Weighted a priori estimates for elliptic equations

TL;DR

This paper presents a simplified proof of weighted a priori estimates for elliptic equations in bounded domains, extending techniques from singular integral operators and exploring conditions on weights in the Muckenhoupt class.

Contribution

The authors provide a more straightforward proof of weighted a priori estimates and analyze necessary conditions on weights for elliptic problems in bounded domains.

Findings

Simplified proof of weighted a priori estimates in bounded domains.

Identification of local $A_p$ class as a necessary condition for weights.

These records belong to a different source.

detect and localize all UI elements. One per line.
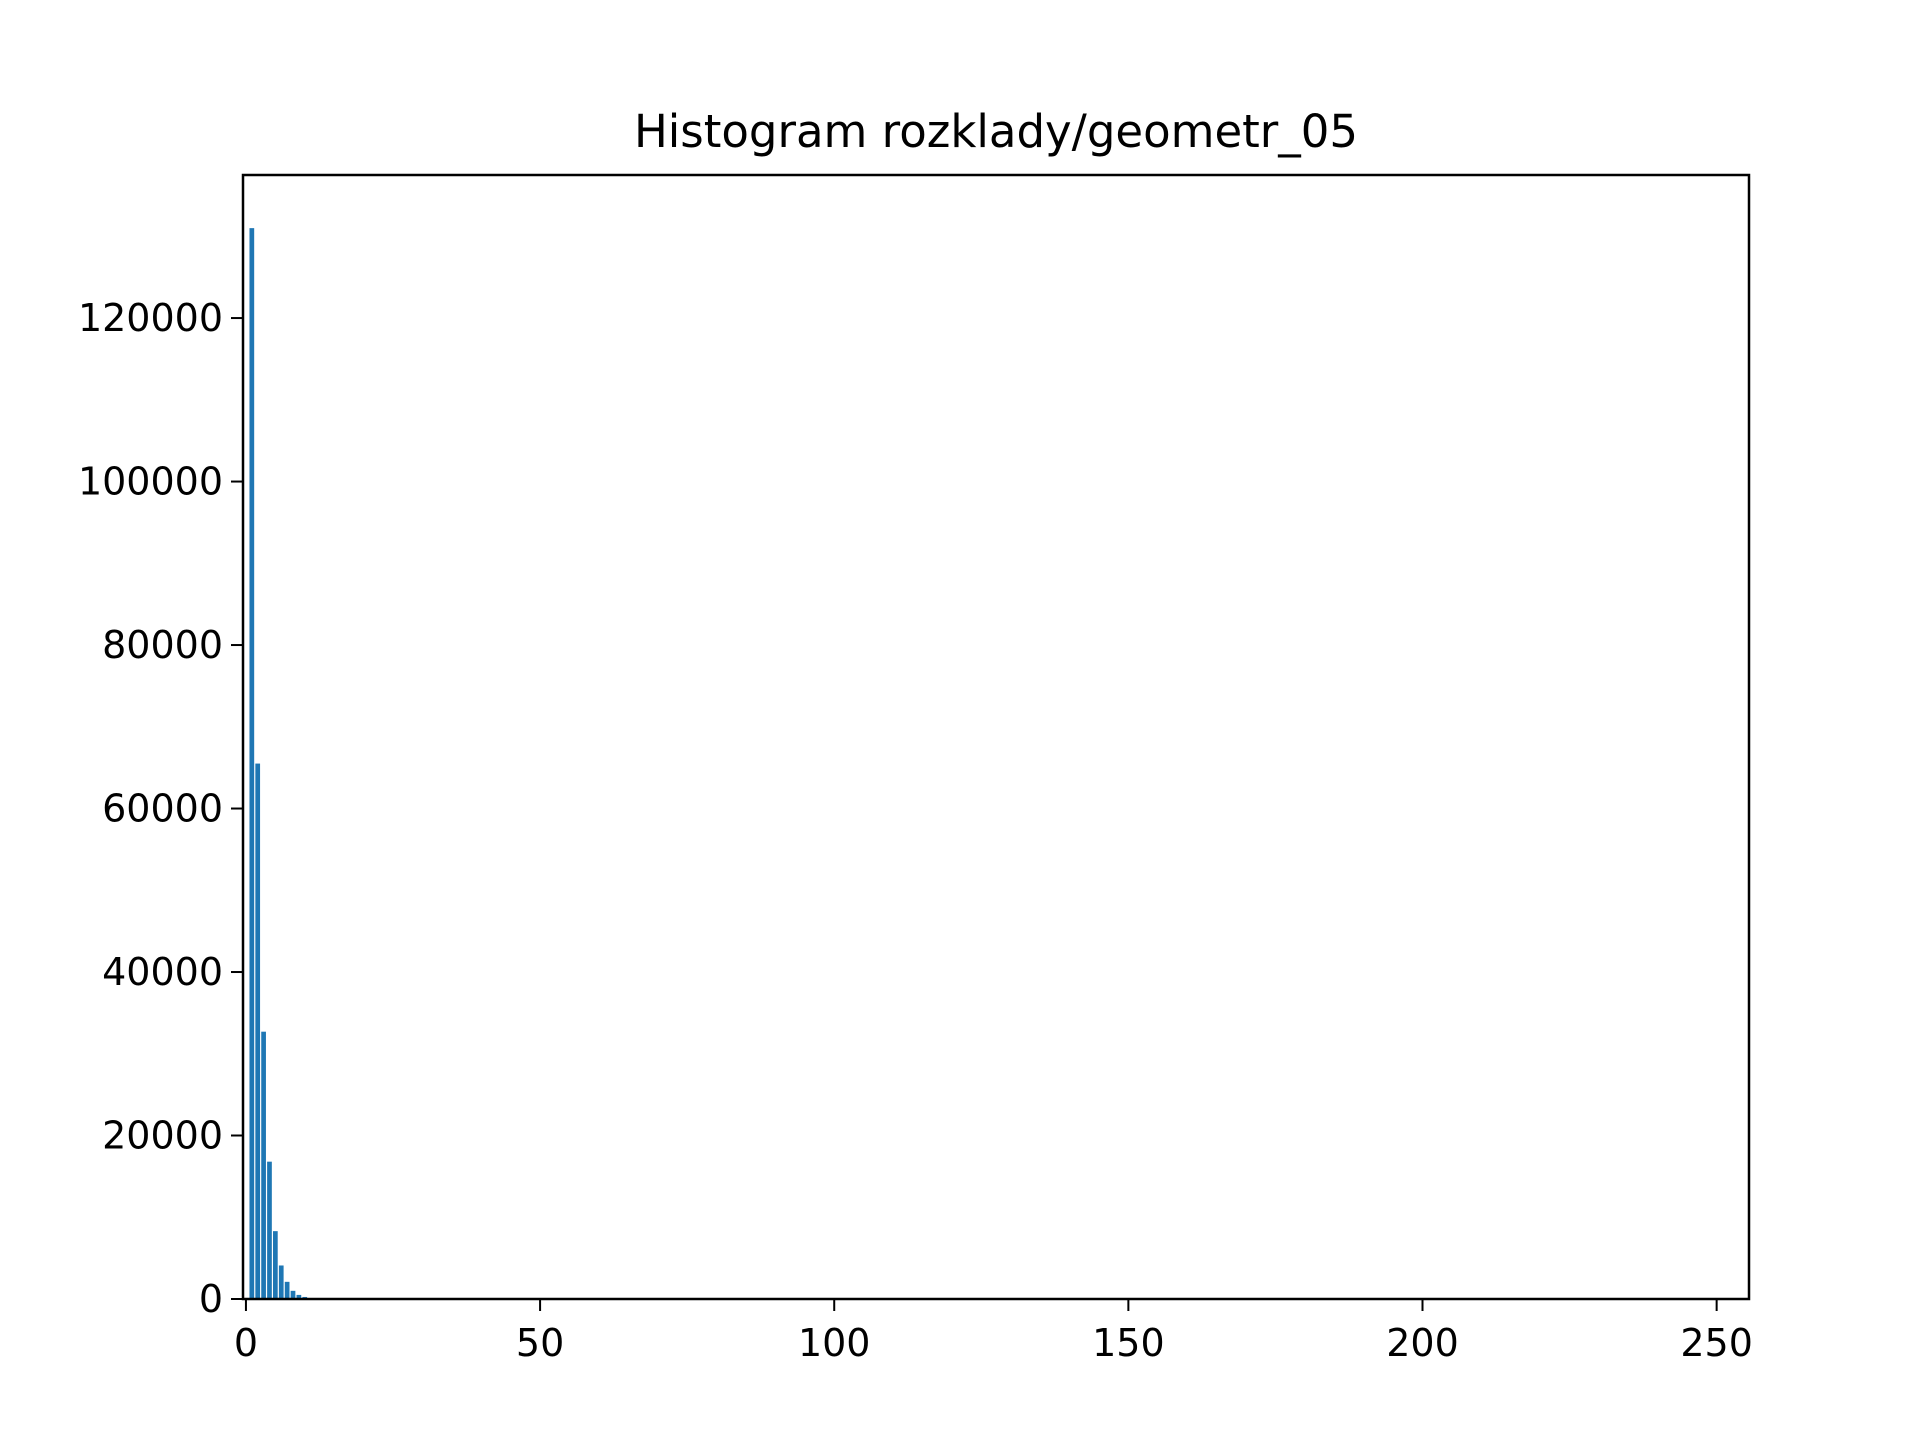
- x-tick-label: 0: [234, 1321, 258, 1365]
- histogram-bar: [273, 1231, 278, 1299]
- y-tick-label: 80000: [102, 623, 223, 667]
- histogram-bar: [285, 1282, 290, 1299]
- x-tick-label: 150: [1092, 1321, 1165, 1365]
- x-tick-label: 100: [798, 1321, 871, 1365]
- x-tick-label: 250: [1680, 1321, 1753, 1365]
- x-tick-label: 200: [1386, 1321, 1459, 1365]
- histogram-bar: [261, 1032, 266, 1299]
- y-tick-label: 100000: [78, 460, 223, 504]
- y-tick-label: 0: [199, 1277, 223, 1321]
- y-tick-label: 60000: [102, 787, 223, 831]
- histogram-bar: [255, 764, 260, 1299]
- histogram-bar: [279, 1265, 284, 1299]
- histogram-bar: [267, 1162, 272, 1299]
- chart-title: Histogram rozklady/geometr_05: [634, 105, 1358, 158]
- y-tick-label: 40000: [102, 950, 223, 994]
- y-tick-label: 20000: [102, 1114, 223, 1158]
- y-tick-label: 120000: [78, 296, 223, 340]
- x-tick-label: 50: [516, 1321, 564, 1365]
- histogram-bar: [249, 228, 254, 1299]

Extension of techniques from singular integral operators to elliptic equations.

Abstract

We give a simpler proof of the a priori estimates obtained in the paper by Duran, Sanmartino and Toschi for solutions of elliptic problems in weighted Sobolev norms when the weights belong to the Muckenhoupt class $A_p$. The argument is a generalization to bounded domains of the one used in $\mathbb{R}^n$ to prove the continuity of singular integral operators in weighted norms. In the case of singular integral operators it is known that the $A_p$ condition is also necessary for the continuity. We do not know whether this is also true for the a priori estimates in bounded domains but we are able to prove a weaker result when the operator is the Laplacian or a power of it. We prove that a necessary condition is that the weight belongs to the local $A_p$ class.